ROANOKE TIMES 
                      Copyright (c) 1996, Roanoke Times

DATE: Tuesday, November 19, 1996             TAG: 9611190103
SECTION: VIRGINIA                 PAGE: C-1  EDITION: METRO 
DATELINE: WYTHEVILLE
SOURCE: PAUL DELLINGER STAFF WRITER


MAN PLEADS INNOCENT TO TEEN MURDER CHARGE WYTHEVILLE BOY'S BODY FOUND IN CREEK IN JANUARY

A 20-year-old Wythe County man pleaded innocent Monday to a murder charge stemming from a teen's death from exposure.

Jason Dennis Hibbs' attorney told the jury that his client would testify that he did not mean for Ricky Lee Coleman, 17, to die when Coleman was left unconscious along Reed Creek on the night of Jan.18.

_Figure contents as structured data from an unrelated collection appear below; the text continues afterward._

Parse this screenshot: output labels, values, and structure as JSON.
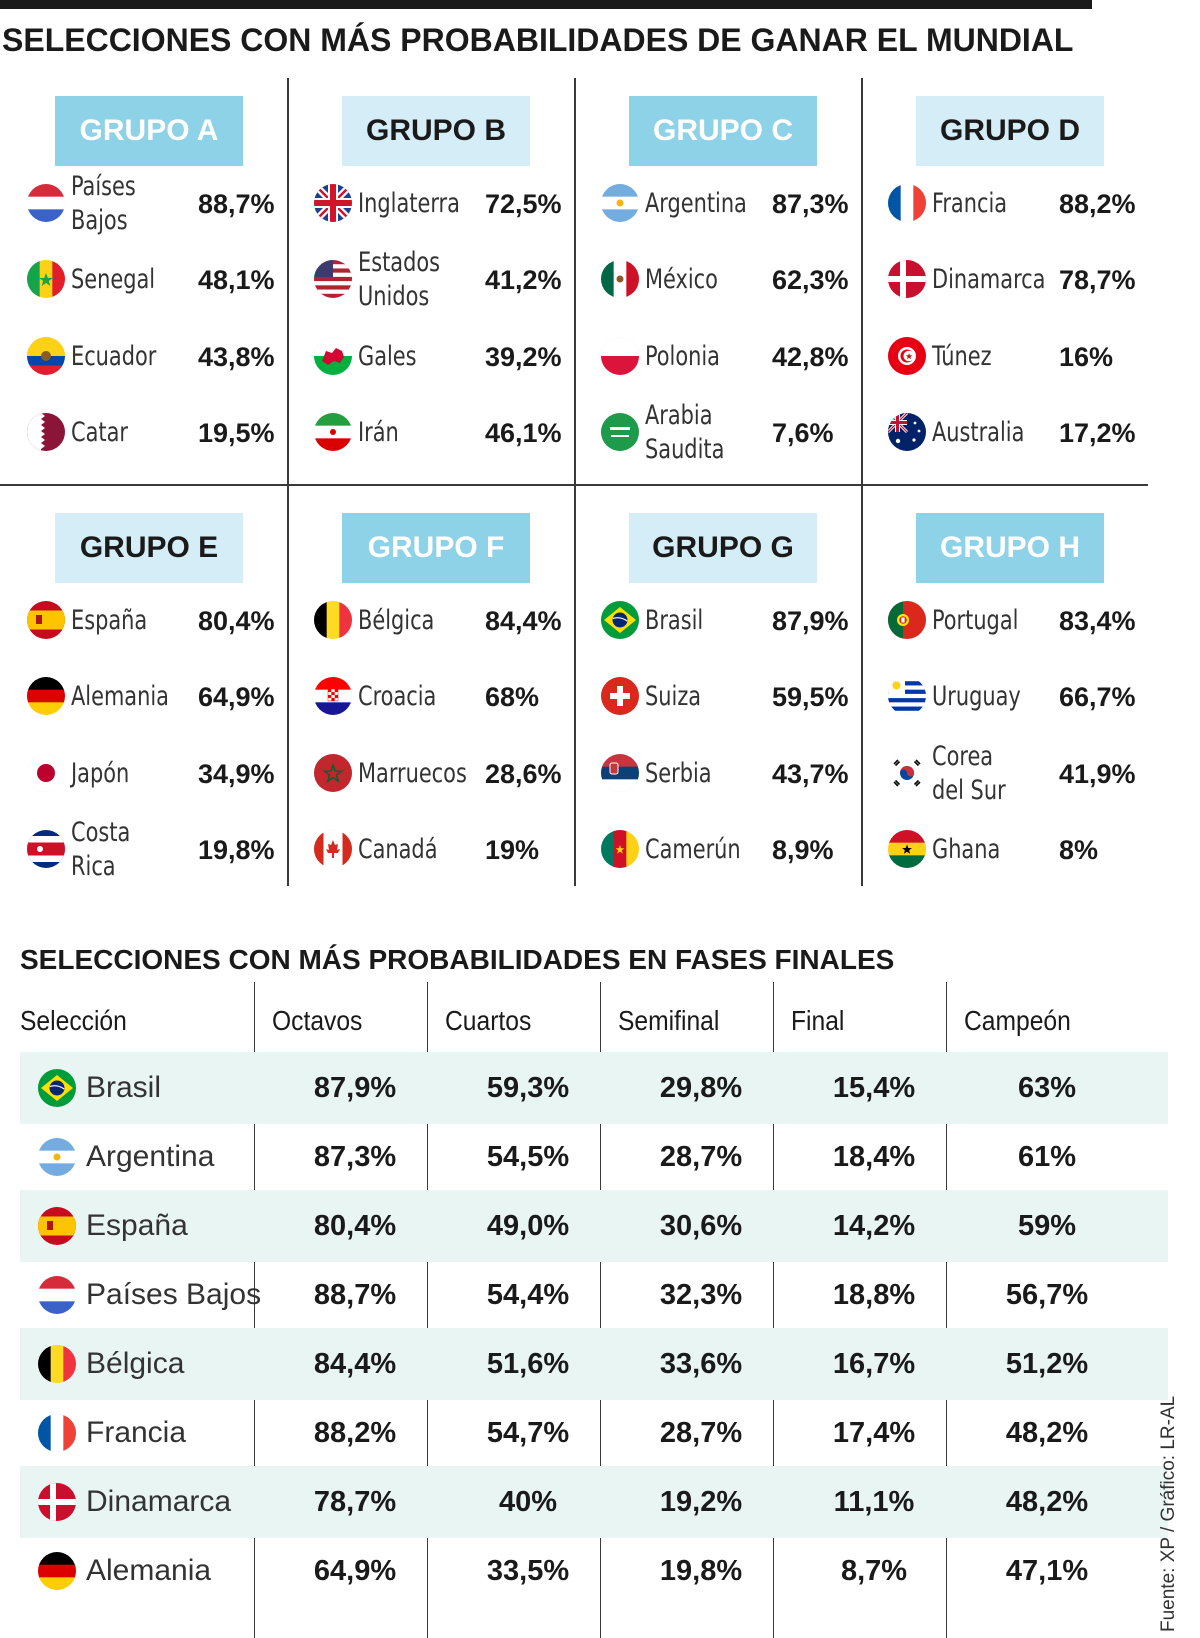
{
  "title": "SELECCIONES CON MÁS PROBABILIDADES DE GANAR EL MUNDIAL",
  "groups": [
    {
      "label": "GRUPO A",
      "style": "dark",
      "teams": [
        {
          "name": "Países Bajos",
          "pct": "88,7%",
          "flag": "netherlands-flag-icon"
        },
        {
          "name": "Senegal",
          "pct": "48,1%",
          "flag": "senegal-flag-icon"
        },
        {
          "name": "Ecuador",
          "pct": "43,8%",
          "flag": "ecuador-flag-icon"
        },
        {
          "name": "Catar",
          "pct": "19,5%",
          "flag": "qatar-flag-icon"
        }
      ]
    },
    {
      "label": "GRUPO B",
      "style": "light",
      "teams": [
        {
          "name": "Inglaterra",
          "pct": "72,5%",
          "flag": "england-flag-icon"
        },
        {
          "name": "Estados\nUnidos",
          "pct": "41,2%",
          "flag": "usa-flag-icon"
        },
        {
          "name": "Gales",
          "pct": "39,2%",
          "flag": "wales-flag-icon"
        },
        {
          "name": "Irán",
          "pct": "46,1%",
          "flag": "iran-flag-icon"
        }
      ]
    },
    {
      "label": "GRUPO C",
      "style": "dark",
      "teams": [
        {
          "name": "Argentina",
          "pct": "87,3%",
          "flag": "argentina-flag-icon"
        },
        {
          "name": "México",
          "pct": "62,3%",
          "flag": "mexico-flag-icon"
        },
        {
          "name": "Polonia",
          "pct": "42,8%",
          "flag": "poland-flag-icon"
        },
        {
          "name": "Arabia\nSaudita",
          "pct": "7,6%",
          "flag": "saudi-arabia-flag-icon"
        }
      ]
    },
    {
      "label": "GRUPO D",
      "style": "light",
      "teams": [
        {
          "name": "Francia",
          "pct": "88,2%",
          "flag": "france-flag-icon"
        },
        {
          "name": "Dinamarca",
          "pct": "78,7%",
          "flag": "denmark-flag-icon"
        },
        {
          "name": "Túnez",
          "pct": "16%",
          "flag": "tunisia-flag-icon"
        },
        {
          "name": "Australia",
          "pct": "17,2%",
          "flag": "australia-flag-icon"
        }
      ]
    },
    {
      "label": "GRUPO E",
      "style": "light",
      "teams": [
        {
          "name": "España",
          "pct": "80,4%",
          "flag": "spain-flag-icon"
        },
        {
          "name": "Alemania",
          "pct": "64,9%",
          "flag": "germany-flag-icon"
        },
        {
          "name": "Japón",
          "pct": "34,9%",
          "flag": "japan-flag-icon"
        },
        {
          "name": "Costa Rica",
          "pct": "19,8%",
          "flag": "costa-rica-flag-icon"
        }
      ]
    },
    {
      "label": "GRUPO F",
      "style": "dark",
      "teams": [
        {
          "name": "Bélgica",
          "pct": "84,4%",
          "flag": "belgium-flag-icon"
        },
        {
          "name": "Croacia",
          "pct": "68%",
          "flag": "croatia-flag-icon"
        },
        {
          "name": "Marruecos",
          "pct": "28,6%",
          "flag": "morocco-flag-icon"
        },
        {
          "name": "Canadá",
          "pct": "19%",
          "flag": "canada-flag-icon"
        }
      ]
    },
    {
      "label": "GRUPO G",
      "style": "light",
      "teams": [
        {
          "name": "Brasil",
          "pct": "87,9%",
          "flag": "brazil-flag-icon"
        },
        {
          "name": "Suiza",
          "pct": "59,5%",
          "flag": "switzerland-flag-icon"
        },
        {
          "name": "Serbia",
          "pct": "43,7%",
          "flag": "serbia-flag-icon"
        },
        {
          "name": "Camerún",
          "pct": "8,9%",
          "flag": "cameroon-flag-icon"
        }
      ]
    },
    {
      "label": "GRUPO H",
      "style": "dark",
      "teams": [
        {
          "name": "Portugal",
          "pct": "83,4%",
          "flag": "portugal-flag-icon"
        },
        {
          "name": "Uruguay",
          "pct": "66,7%",
          "flag": "uruguay-flag-icon"
        },
        {
          "name": "Corea\ndel Sur",
          "pct": "41,9%",
          "flag": "south-korea-flag-icon"
        },
        {
          "name": "Ghana",
          "pct": "8%",
          "flag": "ghana-flag-icon"
        }
      ]
    }
  ],
  "table": {
    "title": "SELECCIONES CON MÁS PROBABILIDADES EN FASES FINALES",
    "columns": [
      "Selección",
      "Octavos",
      "Cuartos",
      "Semifinal",
      "Final",
      "Campeón"
    ],
    "rows": [
      {
        "team": "Brasil",
        "flag": "brazil-flag-icon",
        "values": [
          "87,9%",
          "59,3%",
          "29,8%",
          "15,4%",
          "63%"
        ]
      },
      {
        "team": "Argentina",
        "flag": "argentina-flag-icon",
        "values": [
          "87,3%",
          "54,5%",
          "28,7%",
          "18,4%",
          "61%"
        ]
      },
      {
        "team": "España",
        "flag": "spain-flag-icon",
        "values": [
          "80,4%",
          "49,0%",
          "30,6%",
          "14,2%",
          "59%"
        ]
      },
      {
        "team": "Países Bajos",
        "flag": "netherlands-flag-icon",
        "values": [
          "88,7%",
          "54,4%",
          "32,3%",
          "18,8%",
          "56,7%"
        ]
      },
      {
        "team": "Bélgica",
        "flag": "belgium-flag-icon",
        "values": [
          "84,4%",
          "51,6%",
          "33,6%",
          "16,7%",
          "51,2%"
        ]
      },
      {
        "team": "Francia",
        "flag": "france-flag-icon",
        "values": [
          "88,2%",
          "54,7%",
          "28,7%",
          "17,4%",
          "48,2%"
        ]
      },
      {
        "team": "Dinamarca",
        "flag": "denmark-flag-icon",
        "values": [
          "78,7%",
          "40%",
          "19,2%",
          "11,1%",
          "48,2%"
        ]
      },
      {
        "team": "Alemania",
        "flag": "germany-flag-icon",
        "values": [
          "64,9%",
          "33,5%",
          "19,8%",
          "8,7%",
          "47,1%"
        ]
      }
    ]
  },
  "source": "Fuente: XP / Gráfico: LR-AL",
  "colors": {
    "header_dark": "#8dd2e6",
    "header_light": "#d4edf6",
    "row_shade": "#e8f5f2"
  },
  "chart_data": [
    {
      "type": "table",
      "title": "SELECCIONES CON MÁS PROBABILIDADES DE GANAR EL MUNDIAL",
      "groups": {
        "GRUPO A": {
          "Países Bajos": 88.7,
          "Senegal": 48.1,
          "Ecuador": 43.8,
          "Catar": 19.5
        },
        "GRUPO B": {
          "Inglaterra": 72.5,
          "Estados Unidos": 41.2,
          "Gales": 39.2,
          "Irán": 46.1
        },
        "GRUPO C": {
          "Argentina": 87.3,
          "México": 62.3,
          "Polonia": 42.8,
          "Arabia Saudita": 7.6
        },
        "GRUPO D": {
          "Francia": 88.2,
          "Dinamarca": 78.7,
          "Túnez": 16,
          "Australia": 17.2
        },
        "GRUPO E": {
          "España": 80.4,
          "Alemania": 64.9,
          "Japón": 34.9,
          "Costa Rica": 19.8
        },
        "GRUPO F": {
          "Bélgica": 84.4,
          "Croacia": 68,
          "Marruecos": 28.6,
          "Canadá": 19
        },
        "GRUPO G": {
          "Brasil": 87.9,
          "Suiza": 59.5,
          "Serbia": 43.7,
          "Camerún": 8.9
        },
        "GRUPO H": {
          "Portugal": 83.4,
          "Uruguay": 66.7,
          "Corea del Sur": 41.9,
          "Ghana": 8
        }
      }
    },
    {
      "type": "table",
      "title": "SELECCIONES CON MÁS PROBABILIDADES EN FASES FINALES",
      "categories": [
        "Brasil",
        "Argentina",
        "España",
        "Países Bajos",
        "Bélgica",
        "Francia",
        "Dinamarca",
        "Alemania"
      ],
      "series": [
        {
          "name": "Octavos",
          "values": [
            87.9,
            87.3,
            80.4,
            88.7,
            84.4,
            88.2,
            78.7,
            64.9
          ]
        },
        {
          "name": "Cuartos",
          "values": [
            59.3,
            54.5,
            49.0,
            54.4,
            51.6,
            54.7,
            40,
            33.5
          ]
        },
        {
          "name": "Semifinal",
          "values": [
            29.8,
            28.7,
            30.6,
            32.3,
            33.6,
            28.7,
            19.2,
            19.8
          ]
        },
        {
          "name": "Final",
          "values": [
            15.4,
            18.4,
            14.2,
            18.8,
            16.7,
            17.4,
            11.1,
            8.7
          ]
        },
        {
          "name": "Campeón",
          "values": [
            63,
            61,
            59,
            56.7,
            51.2,
            48.2,
            48.2,
            47.1
          ]
        }
      ]
    }
  ]
}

Hibbs is charged with abduction and murder. An autopsy showed that Coleman died from exposure and alcohol in his system. The alcohol lowered his resistance to the cold.

Authorities also have charged Eric Dwayne Ball, 20, in Coleman's death. Ball's trial date has not been set. He may be called today as a prosecution witness.

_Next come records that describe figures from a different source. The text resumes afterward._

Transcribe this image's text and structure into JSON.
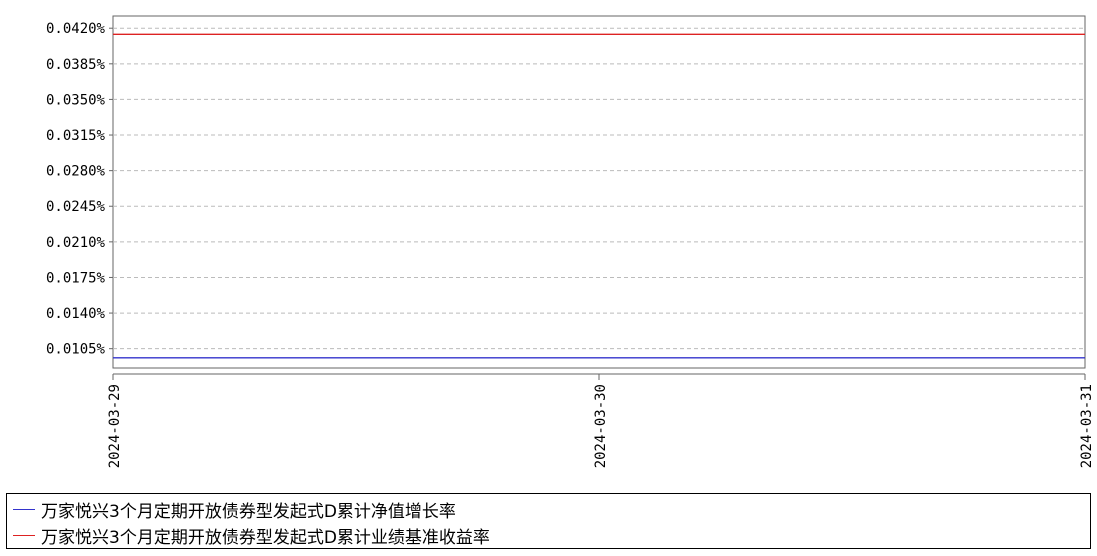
{
  "chart_data": {
    "type": "line",
    "title": "",
    "xlabel": "",
    "ylabel": "",
    "x_ticks": [
      "2024-03-29",
      "2024-03-30",
      "2024-03-31"
    ],
    "y_ticks": [
      "0.0105%",
      "0.0140%",
      "0.0175%",
      "0.0210%",
      "0.0245%",
      "0.0280%",
      "0.0315%",
      "0.0350%",
      "0.0385%",
      "0.0420%"
    ],
    "ylim": [
      0.0086,
      0.0432
    ],
    "grid": true,
    "legend_position": "bottom",
    "series": [
      {
        "name": "万家悦兴3个月定期开放债券型发起式D累计净值增长率",
        "color": "#3333cc",
        "x": [
          "2024-03-29",
          "2024-03-30",
          "2024-03-31"
        ],
        "values": [
          0.0096,
          0.0096,
          0.0096
        ]
      },
      {
        "name": "万家悦兴3个月定期开放债券型发起式D累计业绩基准收益率",
        "color": "#dd2222",
        "x": [
          "2024-03-29",
          "2024-03-30",
          "2024-03-31"
        ],
        "values": [
          0.0414,
          0.0414,
          0.0414
        ]
      }
    ]
  }
}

Statements from the pair indicated that Hibbs, Ball and Eric Wimmer, 18, who has been charged with abduction, wrapped the unconscious Coleman in a blanket, shut him in the trunk of Ball's car, drove him to a wooded area near Graham's Forge and rolled him over an embankment.

His body was found several days later in a creek, after his mother had filed a missing-person report.

Several young people testified Monday that Coleman had joined another boy in drinking some moonshine they found in the boy's home Jan.18. They went to Hibbs' home, and Coleman drank some vodka and began losing his balance and upsetting a television set and furniture.

In statements to investigators, Hibbs said he hit Coleman in the nose. His early statements said Coleman staggered outside and collapsed in the yard and later left under his own power. In a later statement, Hibbs admitted Coleman had been carried away.

Coleman had been wearing a Charlotte Hornets jacket when he was last seen alive Jan.18. He was not wearing a shirt or the jacket when his body was recovered Jan.21.

Assistant Commonwealth's Attorney Keith Blankenship is seeking a verdict of first-degree murder, arguing that the murder happened as part of a kidnapping. If convicted, Hibbs could face a maximum sentence of life in prison.

Defense attorney Lee Chitwood said Hibbs and the other young people involved made a decision based on "childish and irrational fears" when they drove Coleman into the woods and abandoned him. He said they feared that their parents or law enforcement officials would punish them for drinking.

Chitwood argued that, at most, Hibbs could be convicted of involuntary manslaughter.

The defense had asked that the case be heard by Circuit Judge Willis Woods, a retired judge who is filling in hearing cases. But Blankenship would have to have agreed to a nonjury trial, and did not do so.